While Kinney recovered in the hospital, the Americans at Wake Island surrendered. However, their stubborn defense of Wake Island provided an important early boost to the U.S. war efforts. Hollywood even made a patriotic movie about Wake Island at the time.
After the surrender, Japanese forces sent Kinney and most of the remaining Americans to prisoner of war camps in China. However, according to Fox's War Stories, 98 civilian contractors remained behind on Wake Island to finish building the airstrip and defenses for the Japanese. After the contractors finished the work, they were executed on a Wake Island beach.

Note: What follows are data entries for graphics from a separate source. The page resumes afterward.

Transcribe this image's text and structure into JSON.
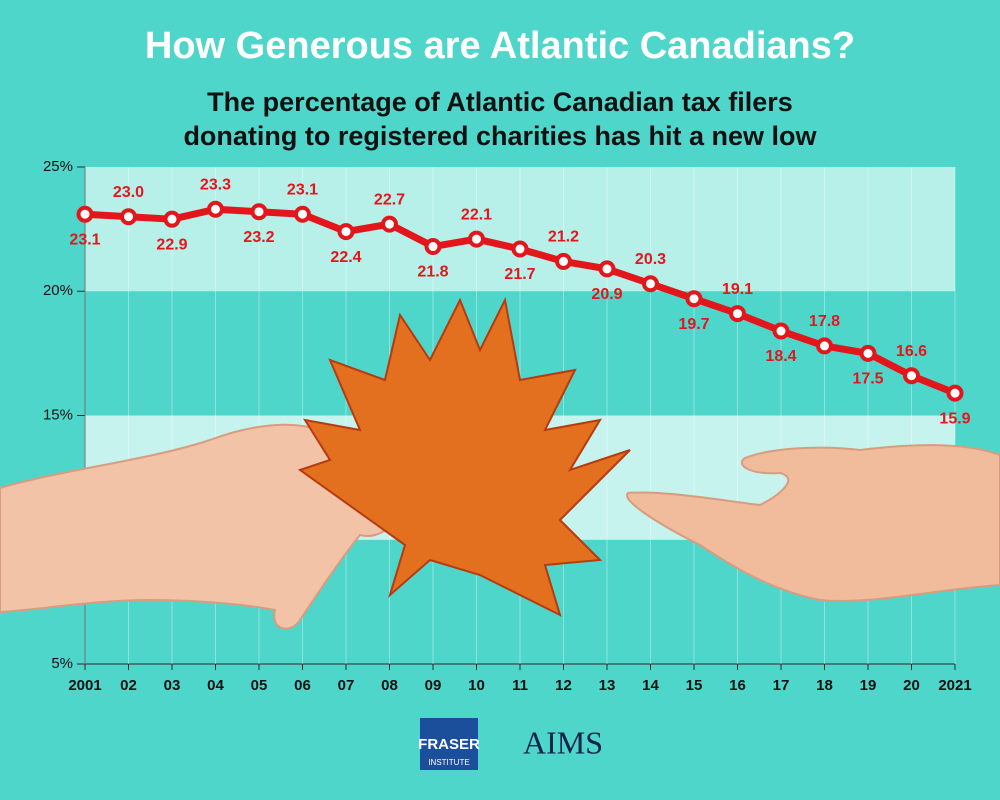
{
  "chart_data": {
    "type": "line",
    "title": "How Generous are Atlantic Canadians?",
    "subtitle": [
      "The percentage of Atlantic Canadian tax filers",
      "donating to registered charities has hit a new low"
    ],
    "categories": [
      "2001",
      "02",
      "03",
      "04",
      "05",
      "06",
      "07",
      "08",
      "09",
      "10",
      "11",
      "12",
      "13",
      "14",
      "15",
      "16",
      "17",
      "18",
      "19",
      "20",
      "2021"
    ],
    "values": [
      23.1,
      23.0,
      22.9,
      23.3,
      23.2,
      23.1,
      22.4,
      22.7,
      21.8,
      22.1,
      21.7,
      21.2,
      20.9,
      20.3,
      19.7,
      19.1,
      18.4,
      17.8,
      17.5,
      16.6,
      15.9
    ],
    "value_labels": [
      "23.1",
      "23.0",
      "22.9",
      "23.3",
      "23.2",
      "23.1",
      "22.4",
      "22.7",
      "21.8",
      "22.1",
      "21.7",
      "21.2",
      "20.9",
      "20.3",
      "19.7",
      "19.1",
      "18.4",
      "17.8",
      "17.5",
      "16.6",
      "15.9"
    ],
    "color": "#e3171b",
    "ylim": [
      5,
      25
    ],
    "yticks": [
      {
        "value": 5,
        "label": "5%"
      },
      {
        "value": 15,
        "label": "15%"
      },
      {
        "value": 20,
        "label": "20%"
      },
      {
        "value": 25,
        "label": "25%"
      }
    ],
    "grid": true
  },
  "logos": {
    "fraser": [
      "FRASER",
      "INSTITUTE"
    ],
    "aims": "AIMS"
  }
}
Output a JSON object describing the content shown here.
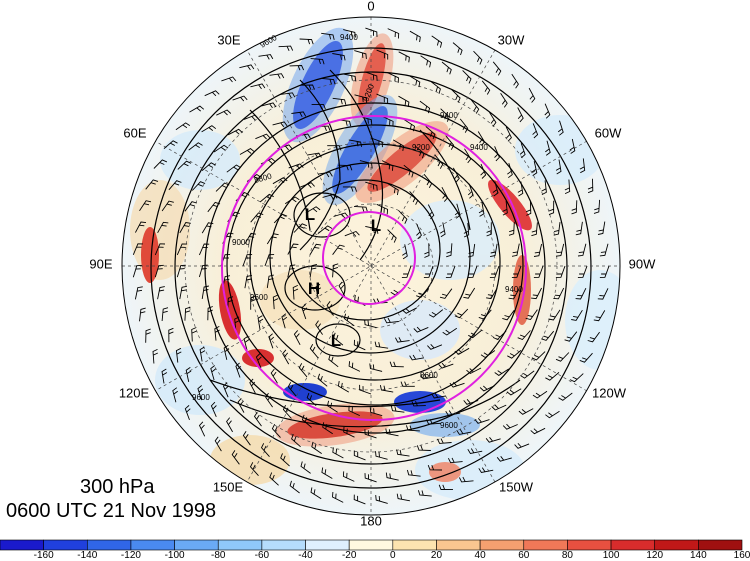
{
  "title": {
    "level": "300 hPa",
    "datetime": "0600 UTC 21 Nov 1998"
  },
  "longitude_labels": [
    "0",
    "30W",
    "60W",
    "90W",
    "120W",
    "150W",
    "180",
    "150E",
    "120E",
    "90E",
    "60E",
    "30E"
  ],
  "pressure_centers": [
    {
      "id": "low-1",
      "label": "L"
    },
    {
      "id": "low-2",
      "label": "L"
    },
    {
      "id": "high-1",
      "label": "H"
    },
    {
      "id": "low-3",
      "label": "L"
    }
  ],
  "contour_labels": [
    "9600",
    "9400",
    "9200",
    "9400",
    "8800",
    "9000",
    "9200",
    "9400",
    "9600",
    "8600",
    "9400",
    "9600",
    "9600"
  ],
  "colorbar": {
    "ticks": [
      "-160",
      "-140",
      "-120",
      "-100",
      "-80",
      "-60",
      "-40",
      "-20",
      "0",
      "20",
      "40",
      "60",
      "80",
      "100",
      "120",
      "140",
      "160"
    ],
    "colors": [
      "#1a1acc",
      "#2040dd",
      "#3066e8",
      "#4a8af0",
      "#6aaaf5",
      "#8fc8fa",
      "#b5dcfc",
      "#dff0fe",
      "#fff8e0",
      "#fde4b0",
      "#f9c690",
      "#f5a070",
      "#f07858",
      "#e85040",
      "#d82c2c",
      "#c01818",
      "#a01010"
    ]
  },
  "colors": {
    "magenta_circle": "#e020e0",
    "contour": "#000000"
  }
}
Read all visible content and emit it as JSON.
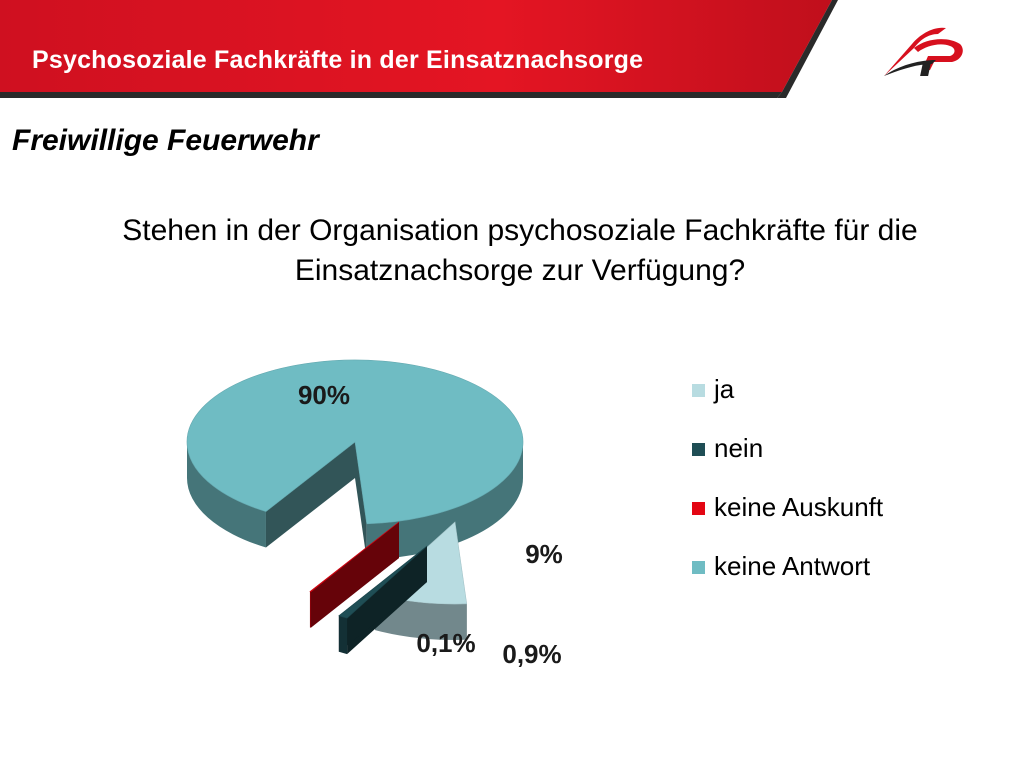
{
  "header": {
    "title": "Psychosoziale Fachkräfte in der Einsatznachsorge",
    "accent_color": "#d7101e"
  },
  "section_heading": "Freiwillige Feuerwehr",
  "question": "Stehen in der Organisation psychosoziale Fachkräfte für die Einsatznachsorge zur Verfügung?",
  "logo": {
    "icon": "organization-logo-icon"
  },
  "chart_data": {
    "type": "pie",
    "style": "3d-exploded",
    "title": "",
    "slices": [
      {
        "label": "ja",
        "value": 9,
        "display": "9%",
        "color": "#b8dce1"
      },
      {
        "label": "nein",
        "value": 0.9,
        "display": "0,9%",
        "color": "#1f4e55"
      },
      {
        "label": "keine Auskunft",
        "value": 0.1,
        "display": "0,1%",
        "color": "#e30613"
      },
      {
        "label": "keine Antwort",
        "value": 90,
        "display": "90%",
        "color": "#6fbcc3"
      }
    ],
    "legend_position": "right"
  }
}
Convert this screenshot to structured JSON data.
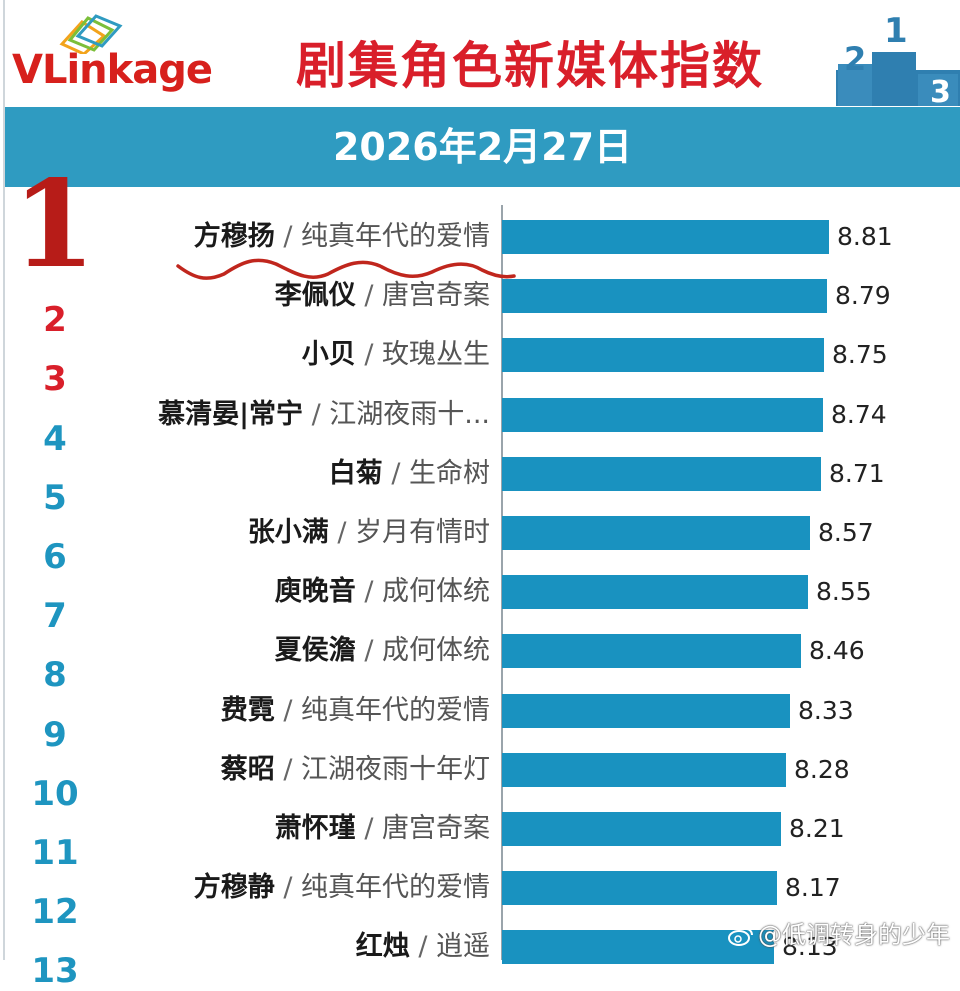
{
  "brand": {
    "logo_text_v": "VLink",
    "logo_text_rest": "age"
  },
  "title": "剧集角色新媒体指数",
  "date": "2026年2月27日",
  "colors": {
    "accent_red": "#d91f2a",
    "banner_blue": "#2f9bc1",
    "bar_blue": "#1992c0",
    "rank_blue": "#1e95c0"
  },
  "watermark": "@低调转身的少年",
  "chart_data": {
    "type": "bar",
    "orientation": "horizontal",
    "title": "剧集角色新媒体指数",
    "subtitle": "2026年2月27日",
    "entries": [
      {
        "rank": "1",
        "name": "方穆扬",
        "show": "纯真年代的爱情",
        "value": 8.81
      },
      {
        "rank": "2",
        "name": "李佩仪",
        "show": "唐宫奇案",
        "value": 8.79
      },
      {
        "rank": "3",
        "name": "小贝",
        "show": "玫瑰丛生",
        "value": 8.75
      },
      {
        "rank": "4",
        "name": "慕清晏|常宁",
        "show": "江湖夜雨十...",
        "value": 8.74
      },
      {
        "rank": "5",
        "name": "白菊",
        "show": "生命树",
        "value": 8.71
      },
      {
        "rank": "6",
        "name": "张小满",
        "show": "岁月有情时",
        "value": 8.57
      },
      {
        "rank": "7",
        "name": "庾晚音",
        "show": "成何体统",
        "value": 8.55
      },
      {
        "rank": "8",
        "name": "夏侯澹",
        "show": "成何体统",
        "value": 8.46
      },
      {
        "rank": "9",
        "name": "费霓",
        "show": "纯真年代的爱情",
        "value": 8.33
      },
      {
        "rank": "10",
        "name": "蔡昭",
        "show": "江湖夜雨十年灯",
        "value": 8.28
      },
      {
        "rank": "11",
        "name": "萧怀瑾",
        "show": "唐宫奇案",
        "value": 8.21
      },
      {
        "rank": "12",
        "name": "方穆静",
        "show": "纯真年代的爱情",
        "value": 8.17
      },
      {
        "rank": "13",
        "name": "红烛",
        "show": "逍遥",
        "value": 8.13
      }
    ],
    "value_labels": [
      "8.81",
      "8.79",
      "8.75",
      "8.74",
      "8.71",
      "8.57",
      "8.55",
      "8.46",
      "8.33",
      "8.28",
      "8.21",
      "8.17",
      "8.13"
    ]
  }
}
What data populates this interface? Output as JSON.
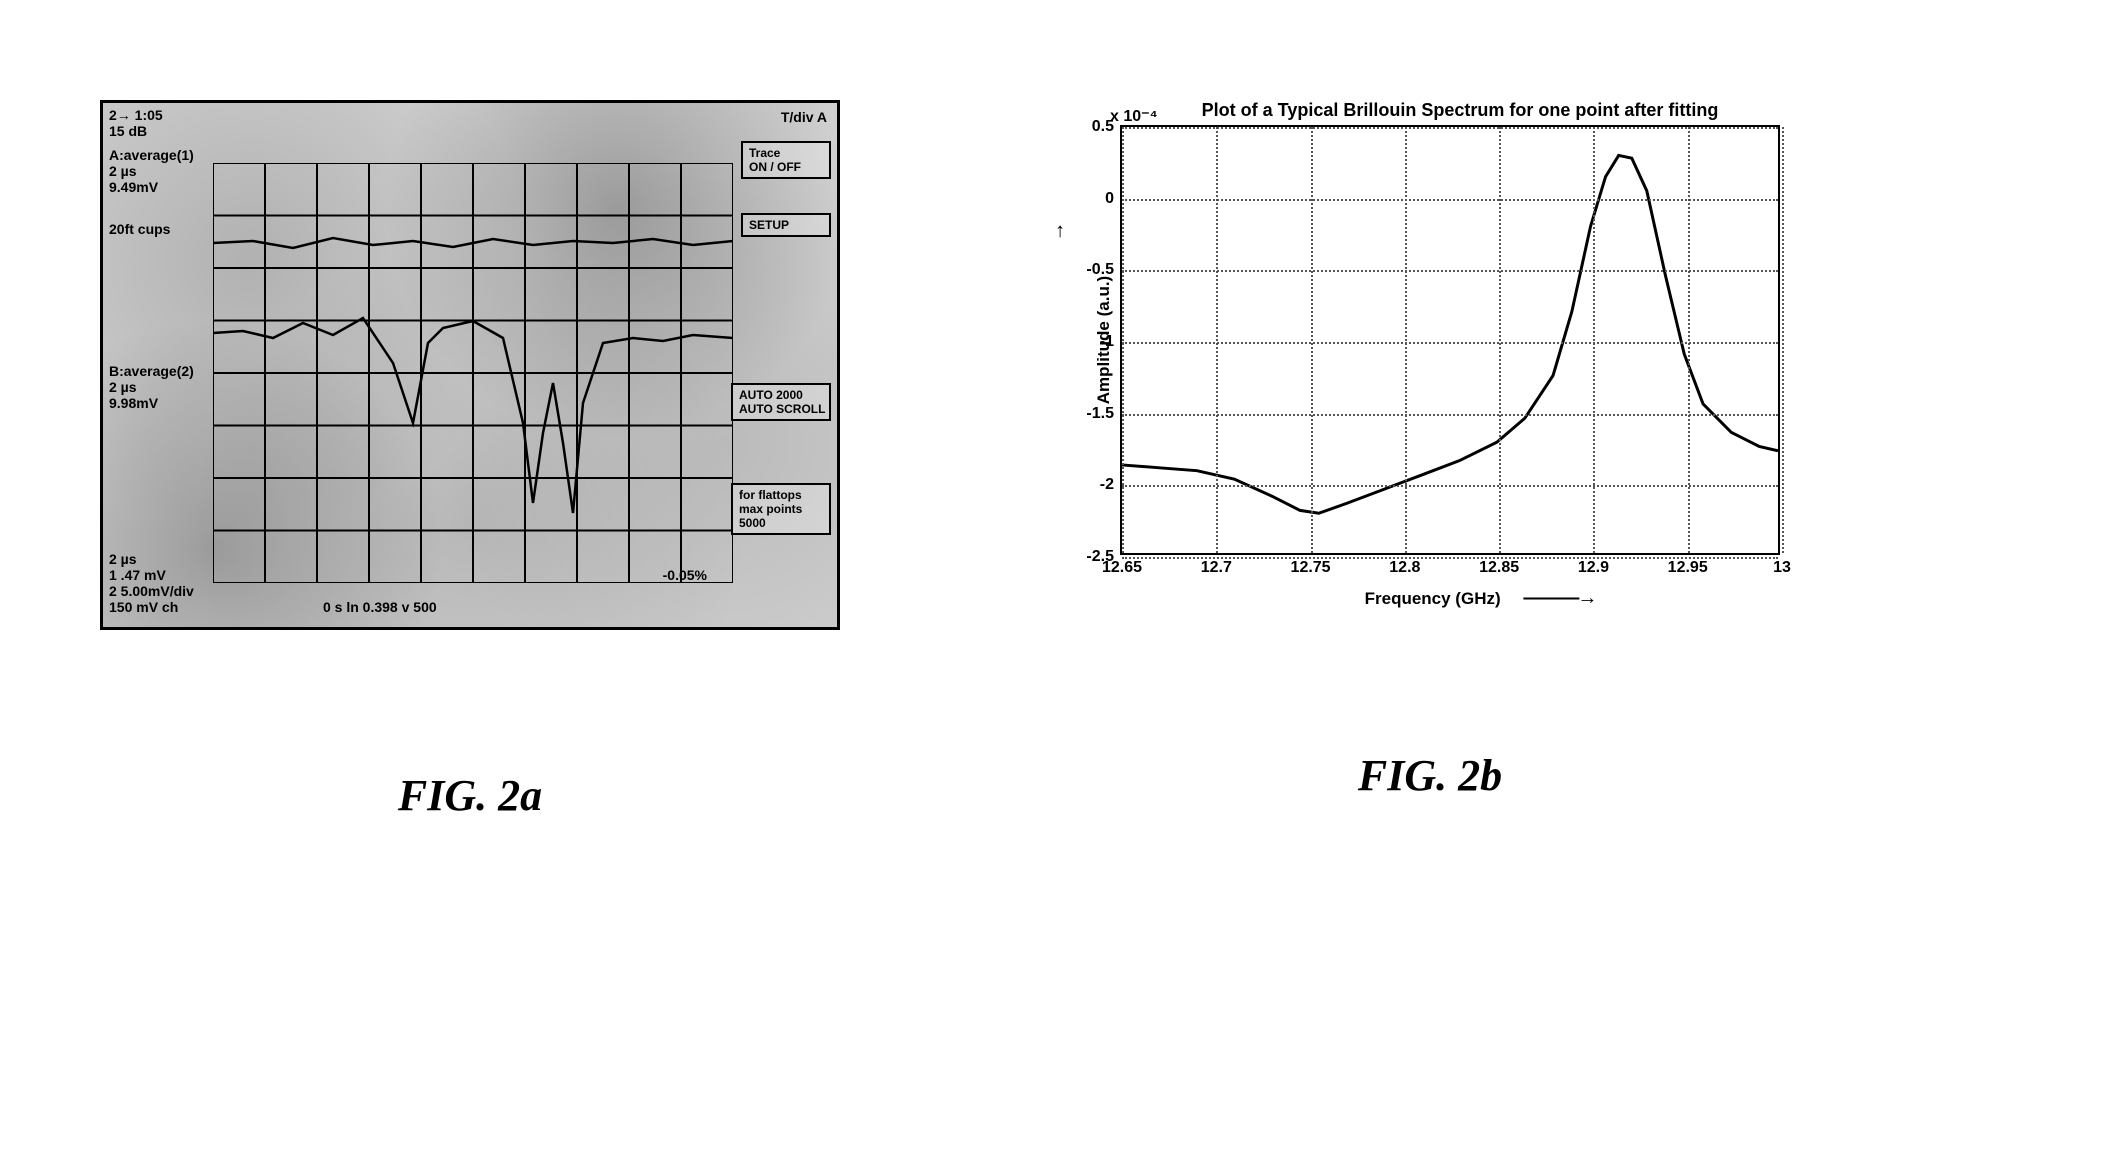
{
  "fig_a": {
    "caption": "FIG. 2a",
    "top_left": [
      "2→ 1:05",
      "15 dB"
    ],
    "channel_a": [
      "A:average(1)",
      "2 µs",
      "9.49mV"
    ],
    "channel_a_sub": "20ft cups",
    "channel_b": [
      "B:average(2)",
      "2 µs",
      "9.98mV"
    ],
    "bottom_info": [
      "2 µs",
      "1 .47 mV",
      "2 5.00mV/div",
      "150 mV ch"
    ],
    "right_top": "T/div A",
    "right_box1": [
      "Trace",
      "ON / OFF"
    ],
    "right_box2": "SETUP",
    "right_box3": [
      "AUTO 2000",
      "AUTO SCROLL"
    ],
    "right_box4": [
      "for flattops",
      "max points",
      "5000"
    ],
    "bottom_center": "0 s  ln  0.398  v 500",
    "bottom_right": "-0.05%",
    "grid": {
      "cols": 10,
      "rows": 8
    },
    "trace1_points": [
      [
        0,
        80
      ],
      [
        40,
        78
      ],
      [
        80,
        85
      ],
      [
        120,
        75
      ],
      [
        160,
        82
      ],
      [
        200,
        78
      ],
      [
        240,
        84
      ],
      [
        280,
        76
      ],
      [
        320,
        82
      ],
      [
        360,
        78
      ],
      [
        400,
        80
      ],
      [
        440,
        76
      ],
      [
        480,
        82
      ],
      [
        520,
        78
      ]
    ],
    "trace2_points": [
      [
        0,
        170
      ],
      [
        30,
        168
      ],
      [
        60,
        175
      ],
      [
        90,
        160
      ],
      [
        120,
        172
      ],
      [
        150,
        155
      ],
      [
        180,
        200
      ],
      [
        200,
        260
      ],
      [
        215,
        180
      ],
      [
        230,
        165
      ],
      [
        260,
        158
      ],
      [
        290,
        175
      ],
      [
        310,
        260
      ],
      [
        320,
        340
      ],
      [
        330,
        270
      ],
      [
        340,
        220
      ],
      [
        350,
        280
      ],
      [
        360,
        350
      ],
      [
        370,
        240
      ],
      [
        390,
        180
      ],
      [
        420,
        175
      ],
      [
        450,
        178
      ],
      [
        480,
        172
      ],
      [
        520,
        175
      ]
    ]
  },
  "fig_b": {
    "caption": "FIG. 2b",
    "exponent": "x 10⁻⁴",
    "title": "Plot of a Typical Brillouin Spectrum for one point after fitting",
    "xlabel": "Frequency (GHz)",
    "ylabel": "Amplitude (a.u.)",
    "xlim": [
      12.65,
      13.0
    ],
    "ylim": [
      -2.5,
      0.5
    ],
    "xticks": [
      12.65,
      12.7,
      12.75,
      12.8,
      12.85,
      12.9,
      12.95,
      13.0
    ],
    "yticks": [
      -2.5,
      -2.0,
      -1.5,
      -1.0,
      -0.5,
      0.0,
      0.5
    ],
    "line_color": "#000000",
    "grid_color": "#555555",
    "background_color": "#ffffff",
    "line_width": 3,
    "series": [
      [
        12.65,
        -1.88
      ],
      [
        12.67,
        -1.9
      ],
      [
        12.69,
        -1.92
      ],
      [
        12.71,
        -1.98
      ],
      [
        12.73,
        -2.1
      ],
      [
        12.745,
        -2.2
      ],
      [
        12.755,
        -2.22
      ],
      [
        12.77,
        -2.15
      ],
      [
        12.79,
        -2.05
      ],
      [
        12.81,
        -1.95
      ],
      [
        12.83,
        -1.85
      ],
      [
        12.85,
        -1.72
      ],
      [
        12.865,
        -1.55
      ],
      [
        12.88,
        -1.25
      ],
      [
        12.89,
        -0.8
      ],
      [
        12.9,
        -0.2
      ],
      [
        12.908,
        0.15
      ],
      [
        12.915,
        0.3
      ],
      [
        12.922,
        0.28
      ],
      [
        12.93,
        0.05
      ],
      [
        12.94,
        -0.55
      ],
      [
        12.95,
        -1.1
      ],
      [
        12.96,
        -1.45
      ],
      [
        12.975,
        -1.65
      ],
      [
        12.99,
        -1.75
      ],
      [
        13.0,
        -1.78
      ]
    ]
  }
}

Kinney spent 31/2 years in a prison camp in China. During that time, he received just two letters a year from his family in his hometown of Colfax, Wash. Kinney's weight dwindled to 128 pounds but he considers himself relatively fortunate. "Officers didn't have to work," he says. The remaining prisoners became slave laborers for Japan's wartime industries.
Towards the end of the war, Japanese forces began to relocate prisoners from China to Japan. Kinney and a few fellow soldiers decided to take advantage of the opportunity and try to escape. "We wanted to get out of there," he says.
Their window of opportunity literally came while on board a train. "We jumped out of the train at about 40 miles per hour," he says. "There were four guards in the car, and we had to go when they weren't looking. We jumped out a window and weren't sure what we were going to hit on the ground."
Kinney landed safely and spent more than a month hiding deep in the woods.
The Chinese had a loose underground network that helped Kinney and four of his fellow escapees reunite. Kinney still recalls the name of the man who spoke some English and acted as the group's interpreter, Liu Yung.
"With the help of the nationalists, we linked up with an American air base in China and they helped us get out of there," he says. All five of those who jumped off the train were rescued.
"The Chinese were very helpful," he says now, "and at some danger to themselves. If the Japanese caught Chinese helping Americans, they chopped off their heads." After the war, Kinney stayed in the Marines, even though he never received his back pay from his time as a prisoner of war.
"He earned his flying colors in the Korean War," says Bonnie. As the leader of a squadron during the Korean War, Kinney earned several medals and commendations, eventually retiring from the Marines as a brigadier general in 1959.
Kinney then went to work as a helicopter test pilot with Hiller Aviation in San Mateo. He later wrote a memoir, Wake Island Pilot, published in 1995. Some 60 years later, his wartime experiences remain close at hand. Memorabilia hangs in his home and he has a POW license plate on his car.
Kinney finds the 2003 hoopla over former Iraqi War prisoner Pvt. Jessica Lynch interesting since his own experiences were initially kept as military secrets. "The military didn't want people to know we had escaped," he says of his return to the United States in 1945. "They put a lid on the publicity." Even so, Kinney is not complaining. "We weren't very healthy," he says, "but we made it."